De la Libye au Venezuela : Paul-René Lohata démontre comment la loi des puissants règne sur l’ordre mondial, l’ONU toujours silencieuse

Réagissant à la crise vénézuélienne et aux actions menées par les États-Unis, le professeur Paul-René Lohata Tambwe Okitikosa livre une analyse sévère du système international actuel.

Pour cet universitaire congolais, les événements du Venezuela s’inscrivent dans une longue série d’interventions unilatérales, de la Libye à l’Irak, en passant par le Panama, confirmant la célèbre formule du général de Gaulle qualifiant l’ONU de « machin ».

Selon lui, les grands principes du droit international public, enseignés dans les universités à travers le droit, les relations internationales et la science politique dite « carrefour », relèvent de l’illusion.

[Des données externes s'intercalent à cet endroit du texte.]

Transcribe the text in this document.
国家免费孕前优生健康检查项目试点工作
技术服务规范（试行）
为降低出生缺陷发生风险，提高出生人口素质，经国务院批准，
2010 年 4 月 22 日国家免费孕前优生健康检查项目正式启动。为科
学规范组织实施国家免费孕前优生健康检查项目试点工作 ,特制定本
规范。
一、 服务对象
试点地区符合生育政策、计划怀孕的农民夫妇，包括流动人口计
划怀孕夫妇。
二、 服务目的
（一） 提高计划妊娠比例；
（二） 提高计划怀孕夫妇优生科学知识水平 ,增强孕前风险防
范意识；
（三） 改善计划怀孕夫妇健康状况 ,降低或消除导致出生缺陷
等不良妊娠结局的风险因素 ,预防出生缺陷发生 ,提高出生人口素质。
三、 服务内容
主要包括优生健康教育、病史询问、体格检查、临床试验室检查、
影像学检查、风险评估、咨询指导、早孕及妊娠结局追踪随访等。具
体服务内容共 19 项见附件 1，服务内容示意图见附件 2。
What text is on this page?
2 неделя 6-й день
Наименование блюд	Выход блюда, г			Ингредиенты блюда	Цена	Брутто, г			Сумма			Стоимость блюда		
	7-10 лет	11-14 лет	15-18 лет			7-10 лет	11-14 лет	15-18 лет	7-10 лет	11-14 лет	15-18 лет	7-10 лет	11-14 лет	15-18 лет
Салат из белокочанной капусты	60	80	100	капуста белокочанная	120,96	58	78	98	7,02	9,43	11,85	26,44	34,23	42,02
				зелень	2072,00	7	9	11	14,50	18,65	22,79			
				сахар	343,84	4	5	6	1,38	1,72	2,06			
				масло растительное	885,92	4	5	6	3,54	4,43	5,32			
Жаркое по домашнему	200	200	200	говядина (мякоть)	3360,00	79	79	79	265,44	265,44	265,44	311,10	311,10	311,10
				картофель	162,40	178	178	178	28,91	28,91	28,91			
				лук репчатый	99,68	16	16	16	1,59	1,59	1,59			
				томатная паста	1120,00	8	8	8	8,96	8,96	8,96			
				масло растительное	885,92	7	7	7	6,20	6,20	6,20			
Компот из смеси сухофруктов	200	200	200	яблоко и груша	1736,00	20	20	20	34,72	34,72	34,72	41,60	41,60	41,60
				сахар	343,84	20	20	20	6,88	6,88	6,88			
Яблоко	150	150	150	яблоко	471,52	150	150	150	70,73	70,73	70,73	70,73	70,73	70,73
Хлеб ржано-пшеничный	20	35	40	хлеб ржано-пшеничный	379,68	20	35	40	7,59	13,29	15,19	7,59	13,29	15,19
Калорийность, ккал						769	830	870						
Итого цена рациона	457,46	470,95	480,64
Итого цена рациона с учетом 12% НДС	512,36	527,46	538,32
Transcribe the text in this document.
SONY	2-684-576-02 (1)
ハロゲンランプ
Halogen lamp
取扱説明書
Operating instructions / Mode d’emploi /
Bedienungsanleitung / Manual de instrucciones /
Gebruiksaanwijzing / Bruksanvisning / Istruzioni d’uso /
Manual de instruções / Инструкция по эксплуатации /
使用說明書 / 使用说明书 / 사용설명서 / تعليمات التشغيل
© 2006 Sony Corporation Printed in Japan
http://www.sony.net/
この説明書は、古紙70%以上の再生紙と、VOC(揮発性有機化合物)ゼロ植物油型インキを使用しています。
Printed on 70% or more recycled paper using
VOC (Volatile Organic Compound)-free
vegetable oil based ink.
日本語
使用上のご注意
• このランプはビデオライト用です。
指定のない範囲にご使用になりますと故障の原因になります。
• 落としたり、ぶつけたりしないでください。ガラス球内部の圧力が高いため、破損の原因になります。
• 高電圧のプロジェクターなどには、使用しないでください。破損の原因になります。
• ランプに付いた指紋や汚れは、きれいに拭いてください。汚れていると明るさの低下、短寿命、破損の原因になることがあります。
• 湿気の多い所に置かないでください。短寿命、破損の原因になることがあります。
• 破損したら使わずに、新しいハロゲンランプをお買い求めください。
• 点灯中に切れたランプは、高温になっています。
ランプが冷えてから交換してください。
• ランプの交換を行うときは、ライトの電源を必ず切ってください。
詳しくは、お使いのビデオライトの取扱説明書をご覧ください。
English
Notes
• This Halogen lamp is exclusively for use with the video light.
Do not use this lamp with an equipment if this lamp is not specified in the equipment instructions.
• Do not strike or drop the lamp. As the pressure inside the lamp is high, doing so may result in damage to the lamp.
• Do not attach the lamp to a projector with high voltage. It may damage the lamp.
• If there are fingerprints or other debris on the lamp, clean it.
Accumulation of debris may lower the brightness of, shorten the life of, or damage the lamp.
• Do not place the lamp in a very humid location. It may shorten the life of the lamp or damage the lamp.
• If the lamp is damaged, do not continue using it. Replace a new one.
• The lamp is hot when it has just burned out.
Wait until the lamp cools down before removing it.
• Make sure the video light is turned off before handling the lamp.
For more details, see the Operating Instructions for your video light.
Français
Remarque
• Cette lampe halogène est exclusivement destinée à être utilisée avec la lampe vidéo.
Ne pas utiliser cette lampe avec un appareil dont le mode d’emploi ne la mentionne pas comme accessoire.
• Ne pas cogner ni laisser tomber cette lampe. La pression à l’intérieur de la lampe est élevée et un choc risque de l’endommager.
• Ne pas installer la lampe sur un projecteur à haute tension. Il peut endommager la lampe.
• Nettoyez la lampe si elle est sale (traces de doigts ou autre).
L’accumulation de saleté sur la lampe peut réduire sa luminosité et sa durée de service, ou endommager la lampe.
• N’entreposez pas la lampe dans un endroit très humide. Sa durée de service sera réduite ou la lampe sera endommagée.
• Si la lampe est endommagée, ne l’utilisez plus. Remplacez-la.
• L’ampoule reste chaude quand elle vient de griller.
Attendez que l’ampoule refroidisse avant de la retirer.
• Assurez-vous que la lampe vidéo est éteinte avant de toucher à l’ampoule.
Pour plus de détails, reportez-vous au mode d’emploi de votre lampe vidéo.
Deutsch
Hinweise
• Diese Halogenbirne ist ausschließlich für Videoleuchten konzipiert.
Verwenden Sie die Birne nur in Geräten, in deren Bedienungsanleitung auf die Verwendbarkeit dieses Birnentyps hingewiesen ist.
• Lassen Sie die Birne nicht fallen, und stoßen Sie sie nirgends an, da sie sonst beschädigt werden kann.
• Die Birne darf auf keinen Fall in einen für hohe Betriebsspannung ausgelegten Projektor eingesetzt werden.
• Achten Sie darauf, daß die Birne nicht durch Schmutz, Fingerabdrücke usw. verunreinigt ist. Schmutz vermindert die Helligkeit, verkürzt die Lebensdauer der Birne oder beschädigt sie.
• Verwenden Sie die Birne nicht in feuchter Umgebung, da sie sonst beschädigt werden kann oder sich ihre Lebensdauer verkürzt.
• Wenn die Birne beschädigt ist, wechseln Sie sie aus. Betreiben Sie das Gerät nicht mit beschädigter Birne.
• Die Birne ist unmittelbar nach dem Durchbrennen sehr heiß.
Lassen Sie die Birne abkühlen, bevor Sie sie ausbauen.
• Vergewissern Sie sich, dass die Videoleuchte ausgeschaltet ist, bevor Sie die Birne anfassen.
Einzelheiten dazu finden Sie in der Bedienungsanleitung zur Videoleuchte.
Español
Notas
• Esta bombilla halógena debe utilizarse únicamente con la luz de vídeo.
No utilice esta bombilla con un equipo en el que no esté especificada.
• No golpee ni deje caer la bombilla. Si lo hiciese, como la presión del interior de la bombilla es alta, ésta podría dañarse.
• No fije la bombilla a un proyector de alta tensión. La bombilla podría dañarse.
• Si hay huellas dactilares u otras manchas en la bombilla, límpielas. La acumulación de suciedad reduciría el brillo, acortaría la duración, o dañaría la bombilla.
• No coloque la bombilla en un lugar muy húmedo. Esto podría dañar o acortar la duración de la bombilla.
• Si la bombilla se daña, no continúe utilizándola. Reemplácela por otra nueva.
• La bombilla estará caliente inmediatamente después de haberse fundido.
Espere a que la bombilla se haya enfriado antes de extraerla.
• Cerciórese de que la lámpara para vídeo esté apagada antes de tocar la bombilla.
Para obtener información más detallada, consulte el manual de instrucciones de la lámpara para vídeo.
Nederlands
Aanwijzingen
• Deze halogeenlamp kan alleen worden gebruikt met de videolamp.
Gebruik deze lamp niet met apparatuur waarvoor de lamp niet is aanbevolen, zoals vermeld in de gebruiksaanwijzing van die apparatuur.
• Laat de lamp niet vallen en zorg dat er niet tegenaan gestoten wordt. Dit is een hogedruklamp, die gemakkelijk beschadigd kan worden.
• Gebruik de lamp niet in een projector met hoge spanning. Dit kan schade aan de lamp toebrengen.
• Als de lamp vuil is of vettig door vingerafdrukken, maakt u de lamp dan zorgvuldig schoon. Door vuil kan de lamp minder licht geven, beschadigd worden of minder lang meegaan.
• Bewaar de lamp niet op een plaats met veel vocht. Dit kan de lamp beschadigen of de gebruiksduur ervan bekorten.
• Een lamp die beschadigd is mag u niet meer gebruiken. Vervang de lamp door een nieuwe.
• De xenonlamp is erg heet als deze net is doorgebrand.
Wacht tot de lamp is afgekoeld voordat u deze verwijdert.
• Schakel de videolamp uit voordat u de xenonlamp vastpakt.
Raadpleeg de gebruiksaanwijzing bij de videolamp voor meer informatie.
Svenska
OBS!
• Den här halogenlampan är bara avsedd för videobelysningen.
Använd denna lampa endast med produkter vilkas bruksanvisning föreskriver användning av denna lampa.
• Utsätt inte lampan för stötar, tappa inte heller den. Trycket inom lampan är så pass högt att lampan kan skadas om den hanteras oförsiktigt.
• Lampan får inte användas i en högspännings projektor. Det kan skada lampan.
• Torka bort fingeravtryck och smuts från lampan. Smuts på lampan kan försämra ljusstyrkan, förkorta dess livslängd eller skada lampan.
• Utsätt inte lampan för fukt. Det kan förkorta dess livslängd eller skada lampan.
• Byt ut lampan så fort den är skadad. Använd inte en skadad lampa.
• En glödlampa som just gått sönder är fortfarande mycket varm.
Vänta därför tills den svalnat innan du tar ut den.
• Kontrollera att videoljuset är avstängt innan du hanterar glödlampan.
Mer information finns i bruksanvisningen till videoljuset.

« Nous assistons à une véritable désacralisation du droit international », estime-t-il, dénonçant un écart flagrant entre les enseignements académiques et la réalité des rapports de force mondiaux.

Le professeur Lohata souligne qu’aucune juridiction nationale ou internationale n’a jamais poursuivi les États-Unis pour des actions similaires menées contre des dirigeants comme Mouammar Kadhafi, Manuel Noriega ou Saddam Hussein. Pour lui, cela démontre que le monde reste fondamentalement unipolaire, malgré la montée en puissance de la Russie et de la Chine.

« De la Libye, en passant par l’Irak, sans oublier Panama et aujourd’hui le Venezuela, les propos du Général de Gaulle, selon lesquels l’ONU est un machin, se confirment tous les jours. Cela malgré le multilatéralisme qui nous est rabâché aux oreilles à la suite de l’effondrement de l’URSS. Les principaux principes du droit international public, enseignés en droit, en relations internationales et en science politique « carrefour », sont une duperie. Le problème est que l’on assiste à la désacralisation de ce droit et à la dérision de ces principes enseignés à l’université », soutient-il

S’appuyant sur Jean de La Fontaine et le sociologue Norbert Elias, il conclut avec une leçon sans détour : dans l’ordre international actuel, « la raison du plus fort est toujours la meilleure ». Une invitation, selon lui, à repenser l’enseignement et la pratique des relations internationales à l’aune de la puissance réelle.